Nel vocabolario del Papa, la guerra giusta non esiste più e proprio qualche mese fa, a invasione calda dell’Ucraina, Francesco ha scelto di ricordarlo con tono solenne: “Non esistono le guerre giuste, non esistono”. Il problema è che un mondo che decide di considerare sbagliate tutte le guerre finisce per considerare sbagliate anche le guerre difensive. E considerare non legittime anche le guerre difensive significa contribuire a far sentire i paesi invasi un po’ meno protetti, un po’ più vulnerabili, un po’ più abbandonati. Diceva sant’Agostino: “Non credere che non possa piacere a Dio nessuno il quale faccia il soldato tra le armi destinate alla guerra”. Chiaro no?

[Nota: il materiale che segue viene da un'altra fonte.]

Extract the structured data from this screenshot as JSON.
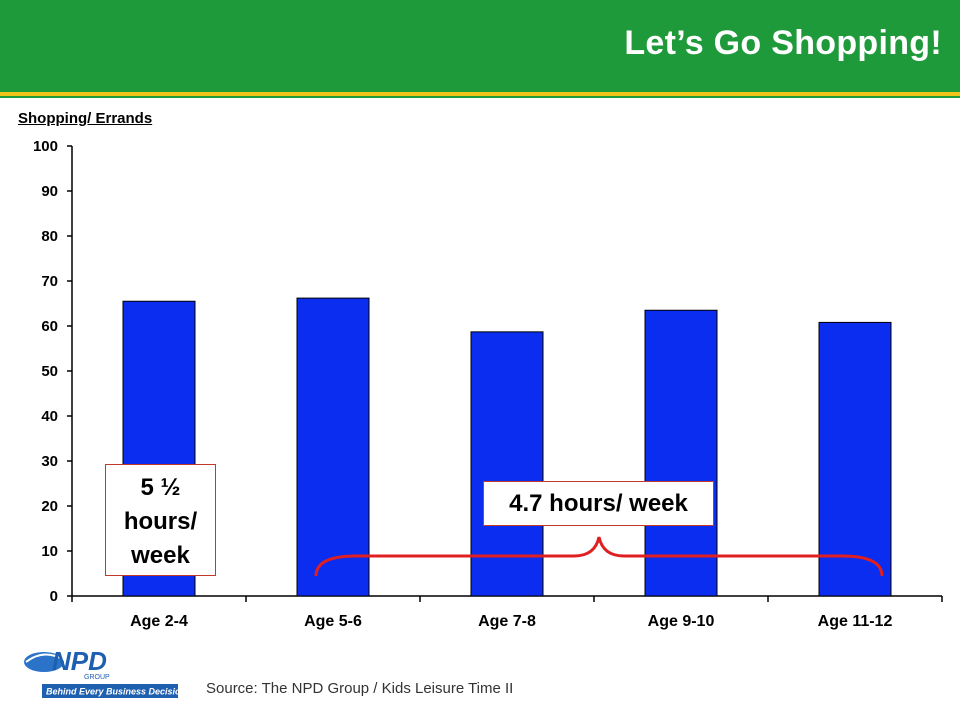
{
  "header": {
    "title": "Let’s Go Shopping!"
  },
  "colors": {
    "header_green": "#1f9a3a",
    "accent_yellow": "#f2c318",
    "bar_blue": "#0a2df0",
    "brace_red": "#e02020"
  },
  "chart_data": {
    "type": "bar",
    "title": "Shopping/ Errands",
    "categories": [
      "Age 2-4",
      "Age 5-6",
      "Age 7-8",
      "Age 9-10",
      "Age 11-12"
    ],
    "values": [
      65.5,
      66.2,
      58.7,
      63.5,
      60.8
    ],
    "ylim": [
      0,
      100
    ],
    "yticks": [
      0,
      10,
      20,
      30,
      40,
      50,
      60,
      70,
      80,
      90,
      100
    ],
    "grid": false,
    "annotations": [
      {
        "text": "5 ½ hours/ week",
        "category": "Age 2-4"
      },
      {
        "text": "4.7 hours/ week",
        "categories": [
          "Age 5-6",
          "Age 7-8",
          "Age 9-10",
          "Age 11-12"
        ]
      }
    ]
  },
  "callouts": {
    "left_line1": "5 ½",
    "left_line2": "hours/",
    "left_line3": "week",
    "right": "4.7 hours/ week"
  },
  "footer": {
    "source": "Source: The NPD Group / Kids Leisure Time II",
    "logo_text": "NPD",
    "logo_group": "GROUP",
    "logo_tagline": "Behind Every Business Decision"
  }
}
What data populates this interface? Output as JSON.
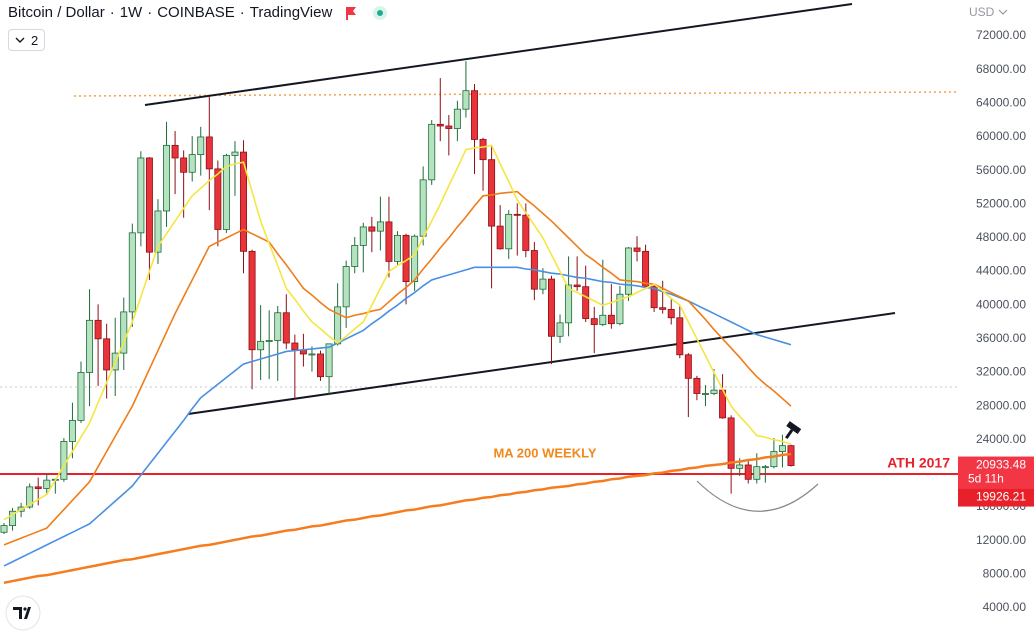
{
  "chart_data": {
    "type": "candlestick",
    "title": "Bitcoin / Dollar",
    "interval": "1W",
    "exchange": "COINBASE",
    "source": "TradingView",
    "currency": "USD",
    "layout_badge": "2",
    "ylim": [
      670,
      76280
    ],
    "yticks": [
      {
        "value": 4000,
        "label": "4000.00"
      },
      {
        "value": 8000,
        "label": "8000.00"
      },
      {
        "value": 12000,
        "label": "12000.00"
      },
      {
        "value": 16000,
        "label": "16000.00"
      },
      {
        "value": 20000,
        "label": "20000.00"
      },
      {
        "value": 24000,
        "label": "24000.00"
      },
      {
        "value": 28000,
        "label": "28000.00"
      },
      {
        "value": 32000,
        "label": "32000.00"
      },
      {
        "value": 36000,
        "label": "36000.00"
      },
      {
        "value": 40000,
        "label": "40000.00"
      },
      {
        "value": 44000,
        "label": "44000.00"
      },
      {
        "value": 48000,
        "label": "48000.00"
      },
      {
        "value": 52000,
        "label": "52000.00"
      },
      {
        "value": 56000,
        "label": "56000.00"
      },
      {
        "value": 60000,
        "label": "60000.00"
      },
      {
        "value": 64000,
        "label": "64000.00"
      },
      {
        "value": 68000,
        "label": "68000.00"
      },
      {
        "value": 72000,
        "label": "72000.00"
      }
    ],
    "grid": false,
    "categories": [
      null,
      null,
      null,
      null,
      null,
      null,
      null,
      null,
      null,
      null,
      null,
      null,
      null,
      null,
      null,
      null,
      null,
      null,
      null,
      null,
      null,
      null,
      null,
      null,
      null,
      null,
      null,
      null,
      null,
      null,
      null,
      null,
      null,
      null,
      null,
      null,
      null,
      null,
      null,
      null,
      null,
      null,
      null,
      null,
      null,
      null,
      null,
      null,
      null,
      null,
      null,
      null,
      null,
      null,
      null,
      null,
      null,
      null,
      null,
      null,
      null,
      null,
      null,
      null,
      null,
      null,
      null,
      null,
      null,
      null,
      null,
      null,
      null,
      null,
      null,
      null,
      null,
      null,
      null,
      null,
      null,
      null,
      null,
      null,
      null,
      null,
      null,
      null,
      null,
      null,
      null,
      null,
      null
    ],
    "candles": {
      "up_color": "#b5e3c0",
      "up_border": "#1e6b38",
      "down_color": "#e8333a",
      "down_border": "#8b1015",
      "open": [
        13000,
        13800,
        15500,
        16000,
        18400,
        18200,
        19200,
        19300,
        23800,
        26300,
        32000,
        38200,
        36000,
        32300,
        34300,
        39200,
        48600,
        57500,
        46300,
        51200,
        59000,
        57500,
        55800,
        57900,
        60000,
        56200,
        49000,
        57800,
        58200,
        46400,
        34700,
        35700,
        35800,
        39100,
        35500,
        34700,
        34200,
        34200,
        31500,
        35400,
        39800,
        44600,
        47100,
        49300,
        48800,
        49900,
        45200,
        48300,
        42800,
        48200,
        54900,
        61500,
        61300,
        61000,
        63300,
        65500,
        59700,
        57300,
        49400,
        46700,
        50800,
        50700,
        46500,
        41900,
        43100,
        36300,
        37900,
        42400,
        42200,
        38400,
        37700,
        38800,
        37800,
        41300,
        46800,
        46400,
        42200,
        39700,
        39500,
        38500,
        34100,
        31300,
        29500,
        29500,
        29900,
        26600,
        20600,
        21000,
        19300,
        20800,
        20800,
        22600,
        23300
      ],
      "high": [
        14100,
        15900,
        16500,
        18800,
        19500,
        19900,
        19400,
        24200,
        28400,
        33300,
        41900,
        40100,
        37800,
        38500,
        40900,
        49700,
        58300,
        57600,
        52600,
        61800,
        60700,
        58400,
        60100,
        61200,
        64800,
        57200,
        58000,
        59500,
        59600,
        46600,
        40000,
        39400,
        39900,
        41300,
        36500,
        36600,
        35100,
        34600,
        35400,
        42600,
        45300,
        48100,
        49800,
        50500,
        52900,
        52900,
        48800,
        48500,
        48400,
        56500,
        62000,
        67000,
        62600,
        64300,
        69000,
        66300,
        59900,
        59000,
        51900,
        51300,
        52100,
        52100,
        47500,
        44400,
        43500,
        38900,
        45800,
        45800,
        44700,
        39800,
        45400,
        42500,
        42300,
        46900,
        48200,
        47200,
        42400,
        42900,
        40800,
        40000,
        34300,
        31600,
        30500,
        32400,
        31800,
        26900,
        21800,
        21600,
        22400,
        21000,
        24200,
        24600,
        23400
      ],
      "low": [
        12800,
        13200,
        14800,
        15800,
        16200,
        17600,
        17600,
        19000,
        21800,
        26000,
        28000,
        30400,
        28900,
        29200,
        32300,
        37400,
        47000,
        43000,
        44900,
        49300,
        53200,
        50400,
        54700,
        55400,
        51300,
        47000,
        48600,
        53000,
        43800,
        30000,
        31100,
        31200,
        31000,
        34800,
        28800,
        32700,
        32100,
        31000,
        29300,
        35200,
        37300,
        43800,
        43900,
        46300,
        46500,
        43300,
        44800,
        40100,
        41700,
        47100,
        54300,
        59500,
        57800,
        59500,
        62300,
        55600,
        53600,
        42000,
        46600,
        45500,
        45900,
        45700,
        40600,
        41300,
        33000,
        35500,
        36300,
        41700,
        38000,
        34300,
        37500,
        37200,
        37600,
        40500,
        45200,
        42100,
        39200,
        39000,
        37700,
        33700,
        26700,
        28700,
        28000,
        29300,
        26500,
        17600,
        19700,
        18800,
        18800,
        18900,
        20600,
        20700,
        20800
      ],
      "close": [
        13800,
        15500,
        16000,
        18400,
        18200,
        19200,
        19300,
        23800,
        26300,
        32000,
        38200,
        36000,
        32300,
        34300,
        39200,
        48600,
        57500,
        46300,
        51200,
        59000,
        57500,
        55800,
        57900,
        60000,
        56200,
        49000,
        57800,
        58200,
        46400,
        34700,
        35700,
        35800,
        39100,
        35500,
        34700,
        34200,
        34200,
        31500,
        35400,
        39800,
        44600,
        47100,
        49300,
        48800,
        49900,
        45200,
        48300,
        42800,
        48200,
        54900,
        61500,
        61300,
        61000,
        63300,
        65500,
        59700,
        57300,
        49400,
        46700,
        50800,
        50700,
        46500,
        41900,
        43100,
        36300,
        37900,
        42400,
        42200,
        38400,
        37700,
        38800,
        37800,
        41300,
        46800,
        46400,
        42200,
        39700,
        39500,
        38500,
        34100,
        31300,
        29500,
        29500,
        29900,
        26600,
        20600,
        21000,
        19300,
        20800,
        20800,
        22600,
        23300,
        20933.48
      ]
    },
    "lines": [
      {
        "color": "#f57c1f",
        "width": 2.5,
        "values": [
          7000,
          7200,
          7400,
          7600,
          7800,
          7900,
          8100,
          8300,
          8500,
          8700,
          8900,
          9100,
          9300,
          9500,
          9700,
          9800,
          10000,
          10200,
          10400,
          10600,
          10800,
          11000,
          11200,
          11400,
          11500,
          11700,
          11900,
          12100,
          12300,
          12500,
          12600,
          12800,
          13000,
          13200,
          13300,
          13500,
          13700,
          13800,
          14000,
          14200,
          14400,
          14500,
          14700,
          14900,
          15000,
          15200,
          15400,
          15600,
          15700,
          15900,
          16100,
          16200,
          16400,
          16600,
          16800,
          16900,
          17100,
          17200,
          17400,
          17500,
          17700,
          17800,
          18000,
          18100,
          18300,
          18400,
          18500,
          18700,
          18800,
          19000,
          19100,
          19300,
          19400,
          19600,
          19700,
          19800,
          20000,
          20100,
          20300,
          20400,
          20600,
          20700,
          20900,
          21000,
          21100,
          21300,
          21400,
          21600,
          21700,
          21900,
          22000,
          22200,
          22300
        ]
      },
      {
        "color": "#4a90e2",
        "width": 1.6,
        "values": [
          9000,
          9500,
          10000,
          10500,
          11000,
          11500,
          12000,
          12500,
          13000,
          13500,
          14000,
          14900,
          15800,
          16700,
          17600,
          18500,
          19800,
          21100,
          22400,
          23700,
          25000,
          26300,
          27700,
          29000,
          29800,
          30600,
          31400,
          32200,
          33000,
          33300,
          33600,
          33900,
          34200,
          34500,
          34600,
          34700,
          34800,
          34900,
          35000,
          35500,
          36000,
          36500,
          37000,
          37800,
          38500,
          39300,
          40000,
          40800,
          41500,
          42300,
          43000,
          43300,
          43600,
          43900,
          44200,
          44500,
          44500,
          44500,
          44500,
          44500,
          44500,
          44300,
          44200,
          44000,
          43800,
          43700,
          43500,
          43300,
          43200,
          43000,
          42800,
          42700,
          42500,
          42400,
          42300,
          42100,
          42000,
          41600,
          41300,
          40900,
          40500,
          40000,
          39500,
          39000,
          38500,
          38000,
          37500,
          37000,
          36500,
          36200,
          35900,
          35600,
          35300
        ]
      },
      {
        "color": "#ef7d1a",
        "width": 1.6,
        "values": [
          11500,
          11900,
          12300,
          12700,
          13100,
          13500,
          14600,
          15700,
          16800,
          17900,
          19000,
          20800,
          22600,
          24400,
          26200,
          28000,
          30200,
          32400,
          34600,
          36800,
          39000,
          41000,
          43000,
          45000,
          47000,
          47500,
          48000,
          48500,
          49000,
          48500,
          48000,
          47500,
          46100,
          44800,
          43400,
          42000,
          41200,
          40300,
          39500,
          39000,
          38500,
          38800,
          39000,
          39300,
          39500,
          40400,
          41300,
          42100,
          43000,
          44300,
          45500,
          46800,
          48000,
          49300,
          50500,
          51800,
          53000,
          53100,
          53300,
          53400,
          53500,
          52600,
          51800,
          50900,
          50000,
          49000,
          48000,
          47000,
          46000,
          45300,
          44500,
          43800,
          43000,
          42900,
          42800,
          42600,
          42500,
          42000,
          41500,
          41000,
          40500,
          39400,
          38300,
          37100,
          36000,
          34900,
          33800,
          32600,
          31500,
          30600,
          29800,
          28900,
          28000
        ]
      },
      {
        "color": "#f5e642",
        "width": 1.6,
        "values": [
          14500,
          15100,
          15700,
          16300,
          16900,
          17500,
          19200,
          20900,
          22600,
          24300,
          26000,
          28400,
          30800,
          33200,
          35600,
          38000,
          41000,
          44000,
          47000,
          48500,
          50000,
          51500,
          53000,
          53900,
          54800,
          55600,
          56500,
          56800,
          57000,
          53500,
          50000,
          47300,
          44700,
          42000,
          40700,
          39300,
          38000,
          37200,
          36300,
          35500,
          36300,
          37200,
          38000,
          40000,
          42000,
          44000,
          44700,
          45300,
          46000,
          48000,
          50000,
          52000,
          54200,
          56300,
          58500,
          58700,
          58800,
          59000,
          56800,
          54700,
          52500,
          51000,
          49500,
          48000,
          46000,
          44000,
          42000,
          41500,
          41000,
          40500,
          40000,
          40300,
          40700,
          41000,
          41500,
          42000,
          42500,
          41700,
          40800,
          40000,
          38000,
          36000,
          34000,
          32000,
          30000,
          28000,
          26800,
          25700,
          24500,
          24300,
          24000,
          23800,
          23500
        ]
      }
    ],
    "last_price": 20933.48,
    "last_price_color": "#f23645",
    "countdown": "5d 11h",
    "hlines": [
      {
        "value": 19926.21,
        "label": "ATH 2017",
        "color": "#e8202a"
      }
    ],
    "annotations": [
      {
        "text": "MA 200 WEEKLY",
        "color": "#f0891a"
      }
    ]
  }
}
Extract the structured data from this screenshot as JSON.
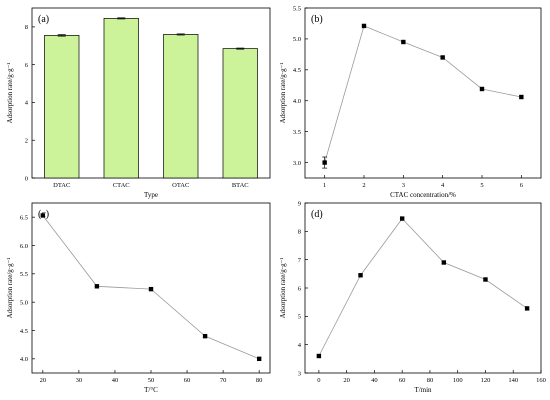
{
  "chart_data": [
    {
      "id": "a",
      "panel_label": "(a)",
      "type": "bar",
      "categories": [
        "DTAC",
        "CTAC",
        "OTAC",
        "BTAC"
      ],
      "values": [
        7.55,
        8.45,
        7.6,
        6.85
      ],
      "errors": [
        0.04,
        0.03,
        0.03,
        0.03
      ],
      "xlabel": "Type",
      "ylabel": "Adsorption rate/g·g⁻¹",
      "ylim": [
        0,
        9
      ],
      "yticks": [
        0,
        2,
        4,
        6,
        8
      ]
    },
    {
      "id": "b",
      "panel_label": "(b)",
      "type": "line",
      "x": [
        1,
        2,
        3,
        4,
        5,
        6
      ],
      "y": [
        3.0,
        5.21,
        4.95,
        4.7,
        4.19,
        4.06
      ],
      "errors": [
        0.09,
        0,
        0,
        0,
        0,
        0
      ],
      "xlabel": "CTAC concentration/%",
      "ylabel": "Adsorption rate/g·g⁻¹",
      "xlim": [
        0.5,
        6.5
      ],
      "ylim": [
        2.75,
        5.5
      ],
      "xticks": [
        1,
        2,
        3,
        4,
        5,
        6
      ],
      "yticks": [
        3.0,
        3.5,
        4.0,
        4.5,
        5.0,
        5.5
      ]
    },
    {
      "id": "c",
      "panel_label": "(c)",
      "type": "line",
      "x": [
        20,
        35,
        50,
        65,
        80
      ],
      "y": [
        6.53,
        5.28,
        5.23,
        4.4,
        4.0
      ],
      "xlabel": "T/°C",
      "ylabel": "Adsorption rate/g·g⁻¹",
      "xlim": [
        17,
        83
      ],
      "ylim": [
        3.75,
        6.75
      ],
      "xticks": [
        20,
        30,
        40,
        50,
        60,
        70,
        80
      ],
      "yticks": [
        4.0,
        4.5,
        5.0,
        5.5,
        6.0,
        6.5
      ]
    },
    {
      "id": "d",
      "panel_label": "(d)",
      "type": "line",
      "x": [
        0,
        30,
        60,
        90,
        120,
        150
      ],
      "y": [
        3.6,
        6.45,
        8.45,
        6.9,
        6.3,
        5.28
      ],
      "xlabel": "T/min",
      "ylabel": "Adsorption rate/g·g⁻¹",
      "xlim": [
        -10,
        160
      ],
      "ylim": [
        3,
        9
      ],
      "xticks": [
        0,
        20,
        40,
        60,
        80,
        100,
        120,
        140,
        160
      ],
      "yticks": [
        3,
        4,
        5,
        6,
        7,
        8,
        9
      ]
    }
  ]
}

Al direttore - La Bce ha sbagliato, e non lievemente,  per lungo tempo nel ritenere transitorio l’aumento dell’inflazione e quasi nessuno ha mosso rilievi al riguardo, pur essendovi materia per farlo e per non ritenere la Bce immune da critiche. Ora, considerare invece una responsabilità (grave) della Banca centrale l’impatto che l’avvio della normalizzazione della politica monetaria ha avuto sui mercati e sugli spread, dopo le decisioni del direttivo del 9 giugno, appare chiaramente eccessivo. Si dimentica il vincolo del mandato, conferito all’Istituto,  del mantenimento della stabilità dei prezzi (con il target del 2 per cento simmetrico in una prospettiva di medio termine, mentre l’inflazione stimata per l’anno è al 6,8 per cento), così come si trascura che solo questa è la sua missione voluta dal Trattato Ue e  che sullo stesso piano non si colloca il sostegno all’economia e all’occupazione (come per la Fed). Si dimentica altresì che le decisioni assunte erano da tempo puntualmente previste. Piuttosto, sarebbe importante discutere di quali misure collaterali la Bce potrebbe arricchire la propria panoplia e, soprattutto, delle conseguenze per la politica economica e di finanza pubblica per l’area e per i singoli paesi, in particolare per l’Italia, con riferimento al debito, alla crescita, alla produttività, al lavoro. Il raccordo tra politica monetaria e politiche economiche è fondamentale, soprattutto in questa fase, mentre aumentano le incertezze indotte dalla guerra scatenata da Putin contro l’Ucraina che si caratterizza sempre più per atti di barbarie e orrore.